В Доме прессы мне возмущенно заявили, что в Сен-Рафаэле сенегальцы бунтуют и требуют для солдат «советов». Вскоре выяснилось, что сенегальцы требовали отпусков; но газеты уверяли, будто «русские пытаются подорвать дух храбрых колониальных войск».
В Париже начались забастовки. Первыми выступили «мидинетки» - так зовут модисток, белошвеек, шляпниц. Молоденькие девушки ходили по улицам с задорной песенкой; содержание ее было вполне невинно - работницы требовали «английской недели», то есть короткого рабочего дня в субботу, и надбавки заработной платы. Солдаты-отпускники присоединялись к демонстрациям мидннеток: им нравились девушки, кроме того, они пользовались случаем, чтобы познакомить парижан с другой, более серьезной песенкой: то и дело они кричали: «Долой войну!»
Начались солдатские бунты. В «Ротонду» пришел отпускник и рассказал, что его товарища, молодого скульптора, расстреляли.
Мне дали пачку немецких газет. Немцы восхищались русской революцией и приветствовали французских солдат, которые протестуют против войны. В Германии, однако, никто ничего не кричал. Немецкие дивизии по-прежнему стояли в Шампани, в Артуа, в Пикардии.
Все было тревожно и непонятно. Помню только одно веселое событие. Дягилев поставил балет «Парад»;
Каждый день я ходил в какую-нибудь канцелярию: то в русское консульство, то в английское, то во французскую полицию: выехать было не просто. Наконец мне выдали паспорт от имени Временного правительства; оставалось получить визы.

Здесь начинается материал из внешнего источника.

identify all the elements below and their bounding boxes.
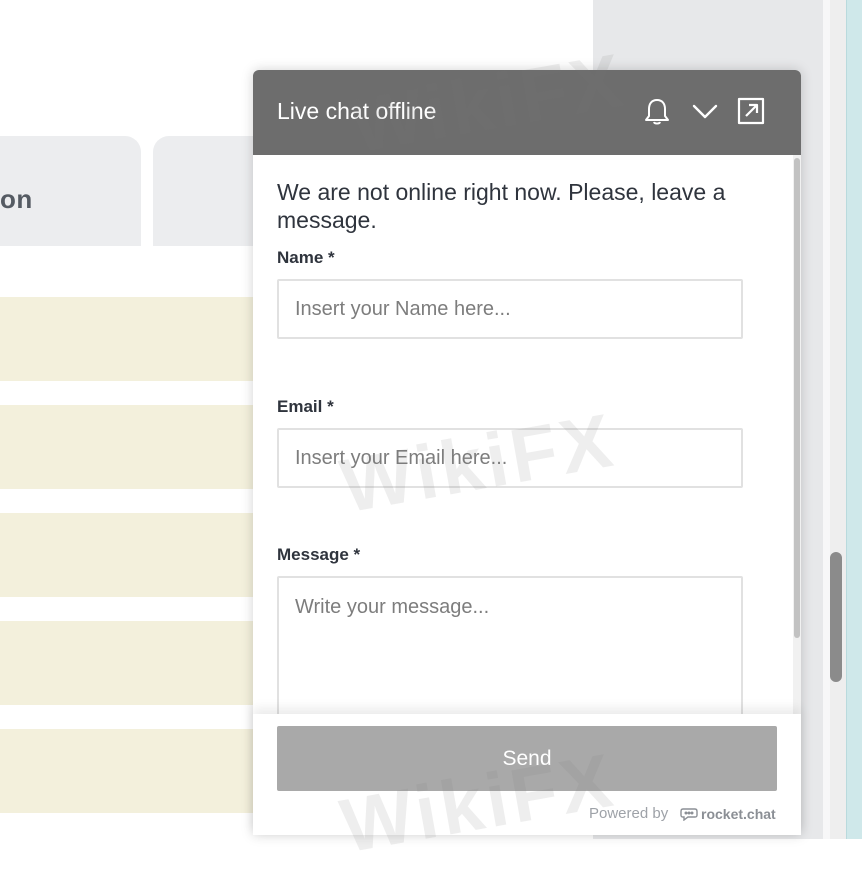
background-tab-label: on: [0, 184, 33, 214]
message-label: Message *: [277, 545, 361, 564]
page-scrollbar-thumb[interactable]: [830, 552, 842, 682]
popout-icon[interactable]: [736, 96, 766, 126]
page-scrollbar-track[interactable]: [830, 0, 846, 839]
email-field[interactable]: [277, 428, 743, 488]
background-edge: [846, 0, 862, 839]
chat-footer: Send Powered by rocket.chat: [253, 714, 801, 835]
name-field[interactable]: [277, 279, 743, 339]
powered-by-text: Powered by: [589, 805, 669, 822]
bell-icon[interactable]: [642, 96, 672, 126]
background-row: [0, 513, 270, 597]
chat-bubble-icon: [680, 808, 698, 821]
background-content: [0, 246, 270, 839]
brand-name: rocket.chat: [701, 806, 776, 822]
chat-title: Live chat offline: [277, 98, 437, 124]
rocketchat-logo[interactable]: rocket.chat: [680, 805, 776, 823]
background-divider: [823, 0, 830, 839]
background-row: [0, 729, 270, 813]
chat-scrollbar-thumb[interactable]: [794, 158, 800, 638]
email-label: Email *: [277, 397, 334, 416]
name-label: Name *: [277, 248, 335, 267]
send-button[interactable]: Send: [277, 726, 777, 791]
background-row: [0, 297, 270, 381]
background-row: [0, 405, 270, 489]
message-field[interactable]: [277, 576, 743, 726]
chevron-down-icon[interactable]: [690, 96, 720, 126]
chat-header[interactable]: Live chat offline: [253, 70, 801, 155]
offline-message: We are not online right now. Please, lea…: [277, 179, 726, 233]
background-row: [0, 621, 270, 705]
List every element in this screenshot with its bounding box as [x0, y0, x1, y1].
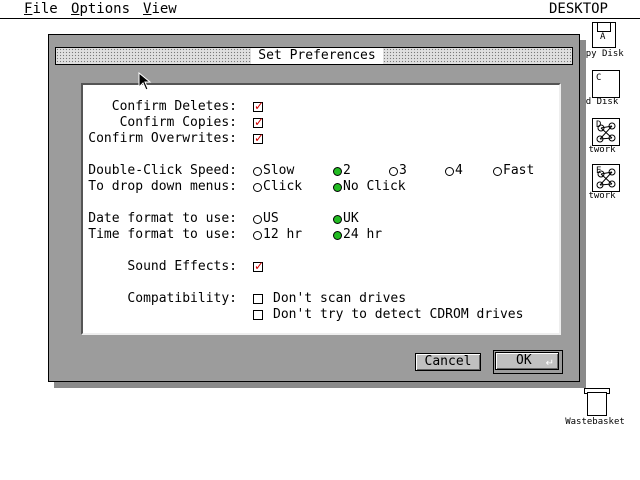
speed-fast-radio[interactable] [493, 167, 502, 176]
confirm-copies-checkbox[interactable] [253, 115, 264, 129]
dont-detect-cdrom-checkbox[interactable] [253, 310, 263, 320]
sound-effects-label: Sound Effects: [127, 259, 237, 274]
speed-3-radio[interactable] [389, 167, 398, 176]
speed-slow-label: Slow [263, 163, 295, 178]
compatibility-label: Compatibility: [127, 291, 237, 306]
date-uk-label: UK [343, 211, 359, 226]
floppy-disk-icon: A [592, 22, 616, 48]
set-preferences-dialog: Set Preferences Confirm Deletes: Confirm… [48, 34, 580, 382]
date-us-label: US [263, 211, 279, 226]
dropdown-click-label: Click [263, 179, 303, 194]
date-format-label: Date format to use: [88, 211, 237, 226]
time-24hr-radio[interactable] [333, 231, 342, 240]
enter-key-icon: ↵ [545, 358, 554, 369]
speed-2-label: 2 [343, 163, 351, 178]
date-uk-radio[interactable] [333, 215, 342, 224]
confirm-copies-label: Confirm Copies: [119, 115, 237, 130]
mouse-pointer-icon [138, 72, 152, 91]
date-us-radio[interactable] [253, 215, 262, 224]
menu-options[interactable]: Options [71, 1, 130, 17]
network-graph-icon [596, 122, 616, 143]
network-graph-icon [596, 168, 616, 189]
dropdown-noclick-radio[interactable] [333, 183, 342, 192]
confirm-deletes-checkbox[interactable] [253, 99, 264, 113]
wastebasket-icon [587, 392, 607, 416]
time-12hr-label: 12 hr [263, 227, 303, 242]
dont-scan-drives-checkbox[interactable] [253, 294, 263, 304]
dont-detect-cdrom-label: Don't try to detect CDROM drives [273, 307, 524, 322]
speed-fast-label: Fast [503, 163, 535, 178]
drop-down-menus-label: To drop down menus: [88, 179, 237, 194]
speed-slow-radio[interactable] [253, 167, 262, 176]
speed-2-radio[interactable] [333, 167, 342, 176]
time-format-label: Time format to use: [88, 227, 237, 242]
ok-button[interactable]: OK ↵ [495, 352, 559, 370]
cancel-button-label: Cancel [424, 354, 472, 369]
speed-3-label: 3 [399, 163, 407, 178]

Это слово я услышал впервые - до войны никаких виз не было. Настал день, когда у меня оказались все три визы - английская, норвежская и шведская.
Послезавтра я уезжаю! Либион считал, что в каждом порядочном городе существуют кафе и там коротают вечера художники и поэты. Он меня угостил на прощание дивным ар маньяком и сказал: «Когда ты будешь пить водку в московской «Ротонде», ты еще вспомнишь старика Либиона…» Диего Ривера радовался за меня - я еду на революцию, а он видел революцию в Мексике, это самое что ни на есть веселое дело. Модильяни мне сказал: «Может быть, мы увидимся, а может быть, нет. Мне кажется, что всех нас. посадят в тюрьму или убьют…»
Помню последний вечер в Париже. Я шел с Шанталь по набережной Сены, глядел кругом и ничего больше не видел. Я уже не был в Париже и еще не был в Москве; кажется, я нигде не был. Я сказал ей правду: я счастлив и несчастен. В Париже я плохо жил, и все-таки я люблю этот город. Я приехал сюда мальчишкой, по я знал тогда, что мне Делать, куда идти. Теперь мне двадцать шесть лет, я многому научился, но ничего больше не понимаю. Может быть, я сбился с пути?..
Она меня утешала, сказала: «До свидания!» Мне хотелось ответить: «Прощай!»
34
Французы писали на стенах: «Остерегайтесь, вас слышат вражеские уши!» Все только и говорили, что о бдительности. Однажды я поехал из Парижа в Эперне; на моем пропуске было пять печатей пяти различных ведомств: министерства иностранных дел, военного министерства, генерального штаба, «бюро передвижений в военной, зоне», «контроля над иностранцами»; я должен был провести пять дней в пяти канцеляриях; я лелеял документ, добытый с таким трудом; но никто ни разу у меня его не потребовал.
Англичане ничего не писали на стенах, и на моем паспорте была всего одна английская виза; но я увидел, что значит бдительность. Меня обыскивали в жизни много раз, но никто, однако, не проявлял в этом деле такого мастерства, как англичане. Меня заставили разуться, куда-то уносили ботинки; просмотрели все швы на пиджаке и на брюках; отобрали записную книжку, стихи Макса Жакоба и после долгих пререканий вернули фотографию Шанталь. Все это англичанин делал с милой улыбкой, нельзя было даже на него рассердиться.